Intervention de Arnaud Gossement

Réunion du jeudi 11 avril 2024 à 10h00
Commission d'enquête sur le montage juridique et financier du projet d'autoroute a

Arnaud Gossement, avocat :

Le sentiment que la décision est prise avant la concertation découle de la chronologie : l'approbation du contrat de concession, obtenue à la fin de l'année 2022, est intervenue avant l'autorisation environnementale, qui est l'étape clé. Je ne doute pas de la sincérité de ceux qui ont organisé les débats, laquelle transparaît dans les comptes rendus que j'ai pu lire ; en outre, je ne souhaite pas réduire la contestation à quelques personnes car nombreux sont ceux à être légitimement inquiets du changement climatique : je comprends l'anxiété des jeunes sur le sujet, laquelle percute ces projets et notre droit. La légalité d'un projet ne doit pas nous dispenser de réfléchir à la révolution que nous vivons actuellement dans ce domaine.

Oui, des décisions sont prises avant certaines concertations, non par mauvaise foi mais parce que la chronologie le commande. En prévoyant ces consultations en amont non du projet mais de la planification des besoins et du potentiel, le dialogue serait plus fécond. Les citoyens ne se déplacent pas pour participer aux enquêtes publiques sur les plans et les programmes et ne le font pas toujours pour les projets. Il y a lieu de rendre le débat sur la programmation plus attractif : on pourrait élaborer moins de plans mais les concevoir de manière plus panoramique ; il convient d'éviter le raisonnement en silos et la multitude des acteurs dans le schéma intégrateur dont je vous parlais.

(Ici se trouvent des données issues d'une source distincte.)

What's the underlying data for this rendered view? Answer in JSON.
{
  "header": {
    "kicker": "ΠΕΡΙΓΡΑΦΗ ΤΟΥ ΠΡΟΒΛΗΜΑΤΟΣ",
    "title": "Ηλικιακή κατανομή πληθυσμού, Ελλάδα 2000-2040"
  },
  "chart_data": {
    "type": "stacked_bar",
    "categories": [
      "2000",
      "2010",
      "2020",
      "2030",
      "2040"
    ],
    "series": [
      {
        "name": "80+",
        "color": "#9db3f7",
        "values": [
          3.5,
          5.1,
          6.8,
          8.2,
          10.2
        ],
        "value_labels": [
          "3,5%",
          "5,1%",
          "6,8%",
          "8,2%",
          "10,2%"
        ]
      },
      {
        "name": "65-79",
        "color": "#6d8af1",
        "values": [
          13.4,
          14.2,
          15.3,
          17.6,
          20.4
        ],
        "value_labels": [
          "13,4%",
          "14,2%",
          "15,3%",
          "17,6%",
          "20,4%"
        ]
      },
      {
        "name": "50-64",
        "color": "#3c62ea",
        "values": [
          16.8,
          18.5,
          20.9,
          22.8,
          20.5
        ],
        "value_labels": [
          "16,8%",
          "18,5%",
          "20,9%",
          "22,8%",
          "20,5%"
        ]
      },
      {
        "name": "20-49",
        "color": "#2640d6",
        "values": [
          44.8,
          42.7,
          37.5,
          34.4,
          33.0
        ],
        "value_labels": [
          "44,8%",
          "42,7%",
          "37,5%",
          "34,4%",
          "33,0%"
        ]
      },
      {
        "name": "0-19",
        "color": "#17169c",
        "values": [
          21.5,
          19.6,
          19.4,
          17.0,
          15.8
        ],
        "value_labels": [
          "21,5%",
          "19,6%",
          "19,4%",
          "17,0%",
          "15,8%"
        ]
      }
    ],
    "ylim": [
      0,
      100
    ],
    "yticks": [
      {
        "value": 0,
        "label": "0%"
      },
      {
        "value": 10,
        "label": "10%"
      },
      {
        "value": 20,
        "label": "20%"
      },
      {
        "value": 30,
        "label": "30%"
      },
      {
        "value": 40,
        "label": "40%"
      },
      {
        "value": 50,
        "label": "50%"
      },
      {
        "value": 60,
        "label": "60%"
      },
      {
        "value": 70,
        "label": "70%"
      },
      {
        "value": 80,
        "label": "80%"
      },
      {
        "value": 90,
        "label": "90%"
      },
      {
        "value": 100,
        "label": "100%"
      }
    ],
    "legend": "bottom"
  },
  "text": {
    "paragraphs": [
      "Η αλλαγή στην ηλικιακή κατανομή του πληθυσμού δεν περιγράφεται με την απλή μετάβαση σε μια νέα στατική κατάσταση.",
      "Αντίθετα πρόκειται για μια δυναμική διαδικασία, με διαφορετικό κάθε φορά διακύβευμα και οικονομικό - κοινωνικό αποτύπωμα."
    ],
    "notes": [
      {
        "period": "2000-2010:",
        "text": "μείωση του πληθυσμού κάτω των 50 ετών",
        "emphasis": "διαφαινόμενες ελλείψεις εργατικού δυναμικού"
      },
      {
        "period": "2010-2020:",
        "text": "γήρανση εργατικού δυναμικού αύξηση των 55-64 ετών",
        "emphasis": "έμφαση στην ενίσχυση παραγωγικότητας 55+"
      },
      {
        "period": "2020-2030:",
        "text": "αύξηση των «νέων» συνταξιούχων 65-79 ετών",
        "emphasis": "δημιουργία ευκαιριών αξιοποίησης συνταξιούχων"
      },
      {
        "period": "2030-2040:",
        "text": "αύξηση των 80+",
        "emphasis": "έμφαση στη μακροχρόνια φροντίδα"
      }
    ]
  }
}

Je ne propose pas que l'État procède à l'évaluation : sa réalisation doit rester du ressort du maître d'ouvrage mais de manière déconnectée. Une proposition, dont je ne suis pas à l'origine et qui est discutée depuis des années, vise à transférer le financement de l'évaluation du maître d'ouvrage vers un fonds, un éco-organisme ou une autorité administrative indépendante de l'État, ce dernier restant responsable de l'instruction du projet et de la décision. Le dispositif de l'éolien en mer s'approche d'un tel système ; on peut imaginer qu'une évaluation indépendante des besoins du territoire soit réalisée au stade de la planification par la puissance publique, puis que des personnes privées ou publiques lancent le projet. Il y aura toujours des contestations, mais la présence du maître d'ouvrage réduit le risque d'annulation devant le juge ; le juge administratif est très attentif à l'avis de l'autorité environnementale – si un préfet ne suit pas l'avis de cette dernière ou de ses services, le risque d'annulation est bien plus élevé. Il est possible d'accomplir de grands progrès sur l'évaluation environnementale, mais cela suppose de saisir vos collègues du Parlement européen, lequel s'apprête à être renouvelé.